Parikimys carpenteri Temporal range: Late Maastrichtian, 69–66 Ma PreꞒ Ꞓ O S D C P T J K Pg N ↓

Scientific classification
- Kingdom: Animalia
- Phylum: Chordata
- Class: Mammalia
- Order: †Multituberculata
- Family: †Neoplagiaulacidae
- Genus: †Parikimys Wilson et al., 2010
- Species: †P. carpenteri
- Binomial name: †Parikimys carpenteri Wilson et al., 2010

= Parikimys =

- Authority: Wilson et al., 2010
- Parent authority: Wilson et al., 2010

Species of prehistoric mammal

Parikimys carpenteri is an extinct species of prehistoric mammal, a multituberculate which existed in the western United States at the end of the Cretaceous period. The species is named "in honor of the DMNS vertebrate paleontologist Ken Carpenter, whose initial field work in the sparse, non-marine Cretaceous exposures of Weld County inspired this project." Fossils are known from the Laramie Formation of Colorado and the Lance Formation of Wyoming.
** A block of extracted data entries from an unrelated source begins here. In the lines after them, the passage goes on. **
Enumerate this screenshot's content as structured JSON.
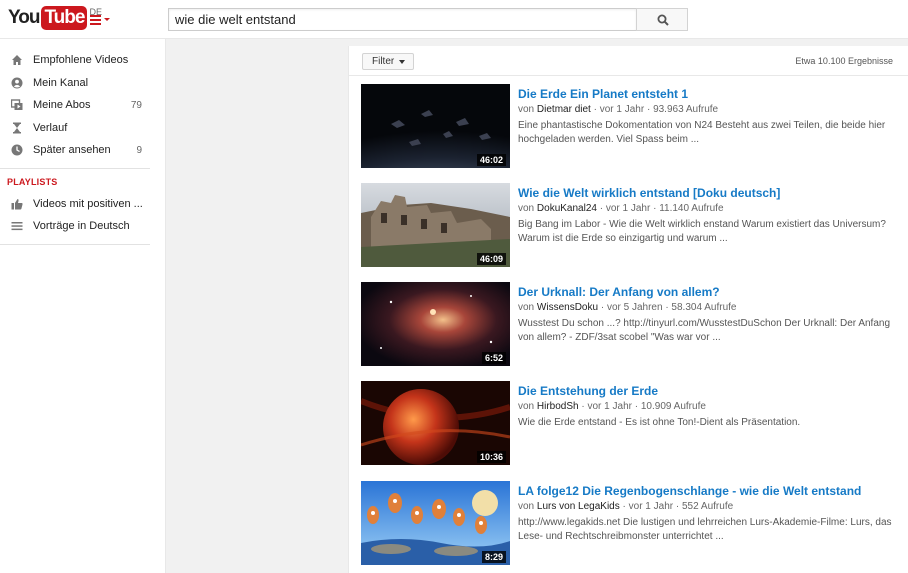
{
  "header": {
    "logo_you": "You",
    "logo_tube": "Tube",
    "logo_country": "DE",
    "search_value": "wie die welt entstand"
  },
  "sidebar": {
    "items": [
      {
        "label": "Empfohlene Videos",
        "icon": "home-icon",
        "count": ""
      },
      {
        "label": "Mein Kanal",
        "icon": "user-icon",
        "count": ""
      },
      {
        "label": "Meine Abos",
        "icon": "subscriptions-icon",
        "count": "79"
      },
      {
        "label": "Verlauf",
        "icon": "history-icon",
        "count": ""
      },
      {
        "label": "Später ansehen",
        "icon": "watch-later-icon",
        "count": "9"
      }
    ],
    "playlists_title": "PLAYLISTS",
    "playlists": [
      {
        "label": "Videos mit positiven ...",
        "icon": "thumbs-up-icon"
      },
      {
        "label": "Vorträge in Deutsch",
        "icon": "playlist-icon"
      }
    ]
  },
  "results_header": {
    "filter_label": "Filter",
    "count_text": "Etwa 10.100 Ergebnisse"
  },
  "results": [
    {
      "title": "Die Erde Ein Planet entsteht 1",
      "by": "von",
      "channel": "Dietmar diet",
      "age": "vor 1 Jahr",
      "views": "93.963 Aufrufe",
      "desc": "Eine phantastische Dokomentation von N24 Besteht aus zwei Teilen, die beide hier hochgeladen werden. Viel Spass beim ...",
      "duration": "46:02"
    },
    {
      "title": "Wie die Welt wirklich entstand [Doku deutsch]",
      "by": "von",
      "channel": "DokuKanal24",
      "age": "vor 1 Jahr",
      "views": "11.140 Aufrufe",
      "desc": "Big Bang im Labor - Wie die Welt wirklich enstand Warum existiert das Universum? Warum ist die Erde so einzigartig und warum ...",
      "duration": "46:09"
    },
    {
      "title": "Der Urknall: Der Anfang von allem?",
      "by": "von",
      "channel": "WissensDoku",
      "age": "vor 5 Jahren",
      "views": "58.304 Aufrufe",
      "desc": "Wusstest Du schon ...? http://tinyurl.com/WusstestDuSchon Der Urknall: Der Anfang von allem? - ZDF/3sat scobel \"Was war vor ...",
      "duration": "6:52"
    },
    {
      "title": "Die Entstehung der Erde",
      "by": "von",
      "channel": "HirbodSh",
      "age": "vor 1 Jahr",
      "views": "10.909 Aufrufe",
      "desc": "Wie die Erde entstand - Es ist ohne Ton!-Dient als Präsentation.",
      "duration": "10:36"
    },
    {
      "title": "LA folge12 Die Regenbogenschlange - wie die Welt entstand",
      "by": "von",
      "channel": "Lurs von LegaKids",
      "age": "vor 1 Jahr",
      "views": "552 Aufrufe",
      "desc": "http://www.legakids.net Die lustigen und lehrreichen Lurs-Akademie-Filme: Lurs, das Lese- und Rechtschreibmonster unterrichtet ...",
      "duration": "8:29"
    }
  ],
  "colors": {
    "brand_red": "#cc181e",
    "link_blue": "#167ac6"
  }
}
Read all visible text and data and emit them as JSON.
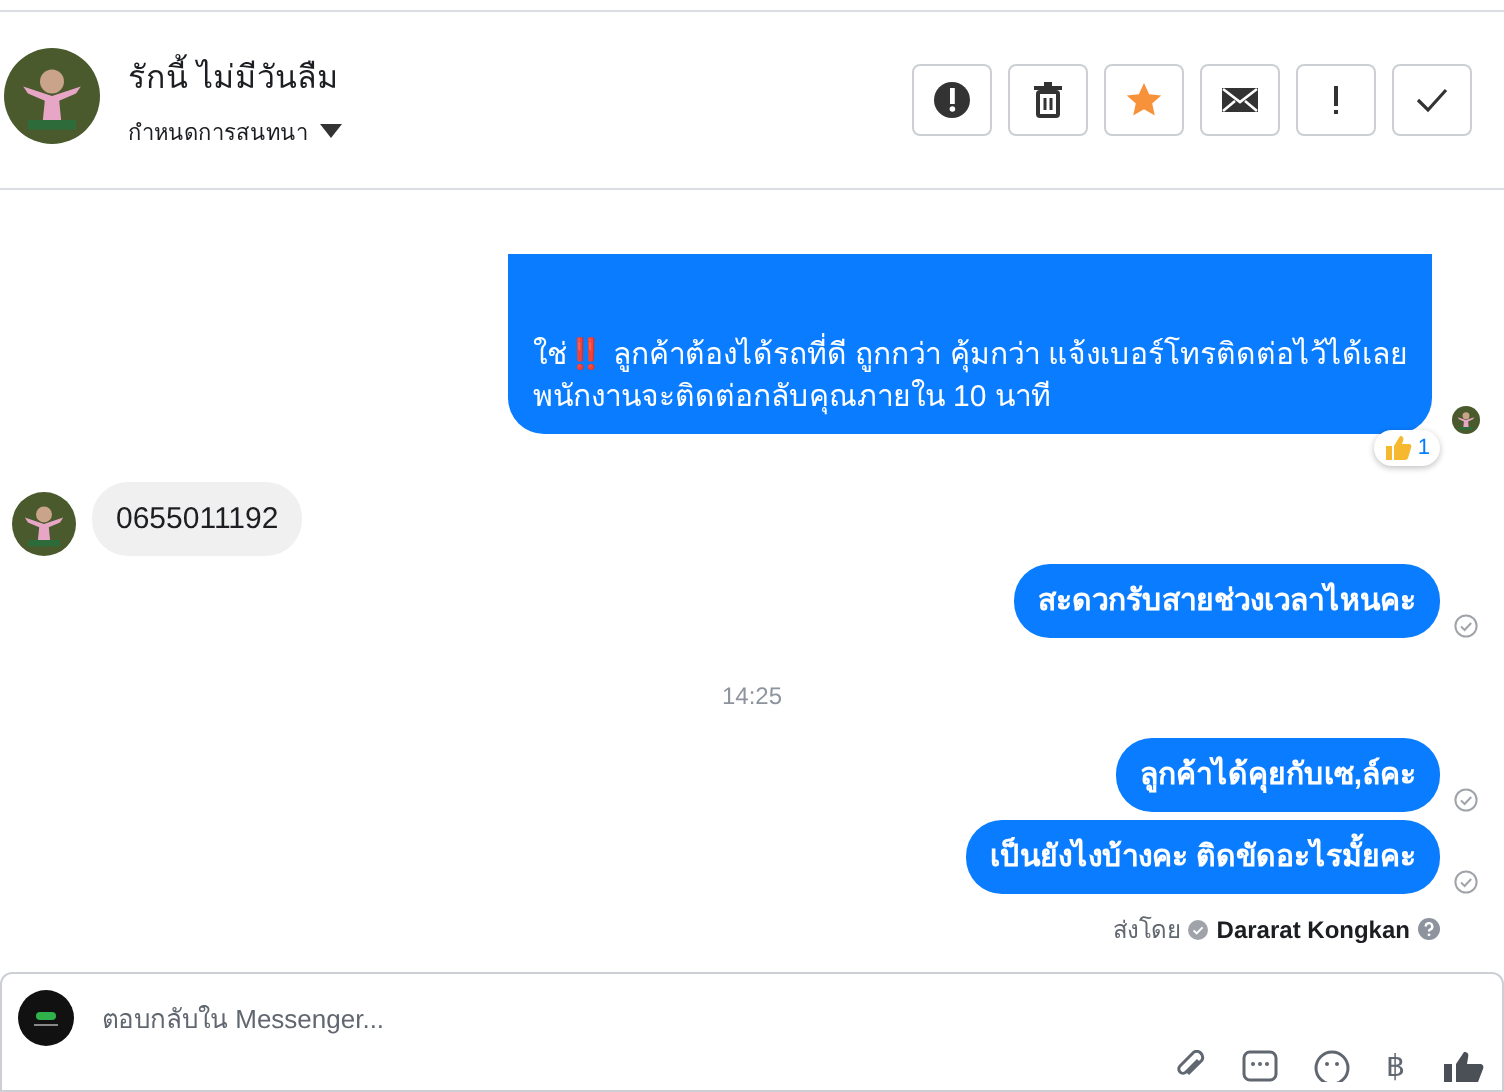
{
  "header": {
    "contact_name": "รักนี้ ไม่มีวันลืม",
    "subtitle": "กำหนดการสนทนา"
  },
  "messages": [
    {
      "kind": "outgoing",
      "lines": [
        "ใช่‼️ ลูกค้าต้องได้รถที่ดี ถูกกว่า คุ้มกว่า แจ้งเบอร์โทรติดต่อไว้ได้เลย",
        "พนักงานจะติดต่อกลับคุณภายใน 10 นาที"
      ],
      "reaction_count": "1",
      "seen": true,
      "truncated_top": true
    },
    {
      "kind": "incoming",
      "lines": [
        "0655011192"
      ]
    },
    {
      "kind": "outgoing",
      "lines": [
        "สะดวกรับสายช่วงเวลาไหนคะ"
      ],
      "seen": false
    },
    {
      "kind": "timestamp",
      "lines": [
        "14:25"
      ]
    },
    {
      "kind": "outgoing",
      "lines": [
        "ลูกค้าได้คุยกับเซ,ล์คะ"
      ],
      "seen": false
    },
    {
      "kind": "outgoing",
      "lines": [
        "เป็นยังไงบ้างคะ ติดขัดอะไรมั้ยคะ"
      ],
      "seen": false
    }
  ],
  "sent_by": {
    "label": "ส่งโดย",
    "name": "Dararat Kongkan"
  },
  "composer": {
    "placeholder": "ตอบกลับใน Messenger...",
    "currency_symbol": "฿"
  }
}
While the species shares several morphological characteristics with Mesodma, there are a few characters that set it apart. Parikimys is known from a well preserved left dentary containing p4-m2 as well as p3 alveolus. The species differs from similar taxa (Mesodma) based on pyramidal shaped cones on the m1, which are similar to Cimolodon and more primitive than Mesodma . The mesial aspect of the crown is narrow and forms a V-shaped concavity received the distal end of the p4. The cusps of the internal row are mesiodistally offset from the external row and are distinctly taller than the medial row as well.

A second locality in southern Wyoming described Parikimys, but with specimens roughly 20% smaller than those of the original.